Existe a possibilidade de um novo começo. A vida cristã, aliás, é um “ir de começo em começo, por começos que não têm fim” (Gregório de Nissa). Queremos recomeçar por um caminho novo ou continuar no antigo?

3) A terceira figura é a Virgem Maria. O Advento é o tempo mariano por excelência. Maria é a Virgem da espera, que antecipa a “Marana tha” (Vem, Senhor!) da Esposa. A sua aparição no Advento surge com a festa da sua Imaculada Conceição, a 8 de dezembro (nove meses antes da data em que celebramos o seu nascimento, a 8 de setembro). Reencontrá-la-emos no quarto domingo do Advento. É uma presença discreta, como a de Deus que actua na nossa vida. A associação da sua imaculada conceição com a conceição virginal de Jesus é uma misteriosa alusão ao Natal: somos chamados a ser gerados pelo Espírito e a gerar Cristo nas nossas vidas através do mesmo Espírito. Como Ela!

Para uma reflexão semanal

Proponho refletir sobre um conhecido texto de São Bernardo sobre a tríplice vinda de Cristo.
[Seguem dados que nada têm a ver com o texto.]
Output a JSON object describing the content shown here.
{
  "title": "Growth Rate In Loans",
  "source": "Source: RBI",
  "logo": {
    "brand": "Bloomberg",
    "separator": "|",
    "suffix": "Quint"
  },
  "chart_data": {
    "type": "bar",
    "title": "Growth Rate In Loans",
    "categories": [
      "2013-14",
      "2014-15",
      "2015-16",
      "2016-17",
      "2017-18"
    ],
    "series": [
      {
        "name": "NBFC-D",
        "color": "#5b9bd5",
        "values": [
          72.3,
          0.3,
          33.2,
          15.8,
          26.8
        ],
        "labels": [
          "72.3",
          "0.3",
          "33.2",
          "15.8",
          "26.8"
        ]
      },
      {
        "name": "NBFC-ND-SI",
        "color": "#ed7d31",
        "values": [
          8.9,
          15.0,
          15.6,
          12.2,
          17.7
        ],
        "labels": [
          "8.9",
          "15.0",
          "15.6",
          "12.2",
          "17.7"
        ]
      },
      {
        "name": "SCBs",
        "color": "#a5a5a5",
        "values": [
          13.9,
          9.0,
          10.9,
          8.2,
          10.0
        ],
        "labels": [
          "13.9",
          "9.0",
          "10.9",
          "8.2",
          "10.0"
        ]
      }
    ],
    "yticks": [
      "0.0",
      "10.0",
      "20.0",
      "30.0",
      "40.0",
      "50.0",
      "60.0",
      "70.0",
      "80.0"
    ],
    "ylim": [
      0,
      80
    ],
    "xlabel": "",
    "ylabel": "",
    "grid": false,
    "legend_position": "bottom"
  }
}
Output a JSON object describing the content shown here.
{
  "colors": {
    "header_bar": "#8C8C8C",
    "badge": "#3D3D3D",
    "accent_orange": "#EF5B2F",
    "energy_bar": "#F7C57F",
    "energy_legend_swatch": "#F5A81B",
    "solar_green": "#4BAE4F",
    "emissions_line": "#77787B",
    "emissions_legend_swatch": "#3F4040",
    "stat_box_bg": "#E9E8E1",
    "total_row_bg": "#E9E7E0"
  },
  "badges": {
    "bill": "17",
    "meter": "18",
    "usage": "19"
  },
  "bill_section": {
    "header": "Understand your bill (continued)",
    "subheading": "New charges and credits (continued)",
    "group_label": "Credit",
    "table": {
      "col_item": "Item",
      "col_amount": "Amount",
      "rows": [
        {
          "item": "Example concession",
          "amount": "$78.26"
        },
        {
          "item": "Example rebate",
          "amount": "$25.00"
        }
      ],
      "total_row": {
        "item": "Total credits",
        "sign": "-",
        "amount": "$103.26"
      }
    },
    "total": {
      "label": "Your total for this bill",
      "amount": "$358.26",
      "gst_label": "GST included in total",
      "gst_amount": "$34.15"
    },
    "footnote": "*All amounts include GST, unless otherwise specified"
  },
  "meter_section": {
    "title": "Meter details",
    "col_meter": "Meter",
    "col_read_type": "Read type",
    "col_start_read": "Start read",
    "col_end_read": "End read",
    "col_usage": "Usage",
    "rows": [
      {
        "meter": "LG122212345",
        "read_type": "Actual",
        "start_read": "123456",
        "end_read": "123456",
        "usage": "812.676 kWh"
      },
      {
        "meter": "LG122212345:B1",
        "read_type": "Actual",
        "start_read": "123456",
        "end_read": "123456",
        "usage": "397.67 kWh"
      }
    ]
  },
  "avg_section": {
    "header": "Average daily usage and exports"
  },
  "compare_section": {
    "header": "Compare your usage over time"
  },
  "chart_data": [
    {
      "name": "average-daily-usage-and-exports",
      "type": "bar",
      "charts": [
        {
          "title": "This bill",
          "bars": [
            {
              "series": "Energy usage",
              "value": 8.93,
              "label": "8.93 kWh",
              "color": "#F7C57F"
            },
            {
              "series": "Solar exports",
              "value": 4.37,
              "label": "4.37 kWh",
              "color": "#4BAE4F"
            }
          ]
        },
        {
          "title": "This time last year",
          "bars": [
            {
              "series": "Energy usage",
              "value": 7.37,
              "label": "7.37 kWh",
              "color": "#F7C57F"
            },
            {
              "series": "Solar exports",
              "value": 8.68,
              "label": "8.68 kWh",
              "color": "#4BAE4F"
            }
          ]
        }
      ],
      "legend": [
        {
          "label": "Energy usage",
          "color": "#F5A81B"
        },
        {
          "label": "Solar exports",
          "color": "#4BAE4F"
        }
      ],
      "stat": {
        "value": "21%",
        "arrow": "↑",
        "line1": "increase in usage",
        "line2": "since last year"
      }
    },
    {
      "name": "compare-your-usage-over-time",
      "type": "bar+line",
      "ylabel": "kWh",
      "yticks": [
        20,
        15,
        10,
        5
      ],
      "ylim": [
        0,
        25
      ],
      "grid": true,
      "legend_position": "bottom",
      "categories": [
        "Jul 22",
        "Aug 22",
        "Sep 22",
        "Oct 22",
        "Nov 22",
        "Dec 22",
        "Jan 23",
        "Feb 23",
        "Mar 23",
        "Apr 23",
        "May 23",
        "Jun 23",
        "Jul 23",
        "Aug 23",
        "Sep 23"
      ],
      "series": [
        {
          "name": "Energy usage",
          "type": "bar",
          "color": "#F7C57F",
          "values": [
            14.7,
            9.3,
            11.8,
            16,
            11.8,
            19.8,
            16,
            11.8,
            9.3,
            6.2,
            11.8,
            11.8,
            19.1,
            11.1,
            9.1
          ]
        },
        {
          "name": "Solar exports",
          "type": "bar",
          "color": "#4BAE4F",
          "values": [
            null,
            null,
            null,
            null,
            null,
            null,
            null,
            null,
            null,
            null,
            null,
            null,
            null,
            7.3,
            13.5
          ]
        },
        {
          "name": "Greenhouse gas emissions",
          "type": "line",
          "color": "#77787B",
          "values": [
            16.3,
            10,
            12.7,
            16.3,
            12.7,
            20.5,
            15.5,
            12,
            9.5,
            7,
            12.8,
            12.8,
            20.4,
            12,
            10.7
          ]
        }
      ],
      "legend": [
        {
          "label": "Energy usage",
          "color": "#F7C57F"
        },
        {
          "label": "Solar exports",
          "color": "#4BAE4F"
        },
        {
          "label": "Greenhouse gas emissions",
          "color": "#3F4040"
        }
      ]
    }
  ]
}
Conhecemos uma tríplice vinda do Senhor. Entre a primeira e a última há uma vinda intermediária. Aquelas são visíveis, mas esta, não. Na primeira vinda o Senhor apareceu na terra e conviveu com os homens. Foi então, como ele próprio declara, que viram-no e não o quiseram receber. Na última, todo homem verá a salvação de Deus (Lc 3,6) e olharão para aquele que transpassaram (Zc 12, 10). A vinda intermediária é oculta e nela somente os eleitos o vêem em si mesmos e recebem a salvação. Na primeira, o Senhor veio na fraqueza da carne; na intermediária, vem espiritualmente, manifestando o poder de sua graça; na última, virá com todo o esplendor da sua glória.
Esta vinda intermediária é, portanto, como um caminho que conduz da primeira à última: na primeira, Cristo foi nossa redenção; na última, aparecerá como nossa vida; na intermediária, é nosso repouso e consolação.
Mas, para que ninguém pense que é pura invenção o que dissemos sobre esta vinda intermediária, ouvi o próprio Senhor: Se alguém me ama, guardará a minha palavra, e o meu Pai o amará, e nós viremos a ele (cf. Jo 14,23)...
Se assim guardares a palavra de Deus, certamente ela te guardará. Virá a ti o Filho em companhia do Pai, virá o grande Profeta que renovará Jerusalém e fará novas todas as coisas. Graças a essa vinda, como já refletimos a imagem do homem terrestre, assim também refletiremos a imagem do homem celeste (1Cor 15,49). Assim como o primeiro Adão contagiou toda a humanidade e atingiu o homem todo, assim agora é preciso que Cristo seja o senhor do homem todo, porque ele o criou, redimiu e o glorificará.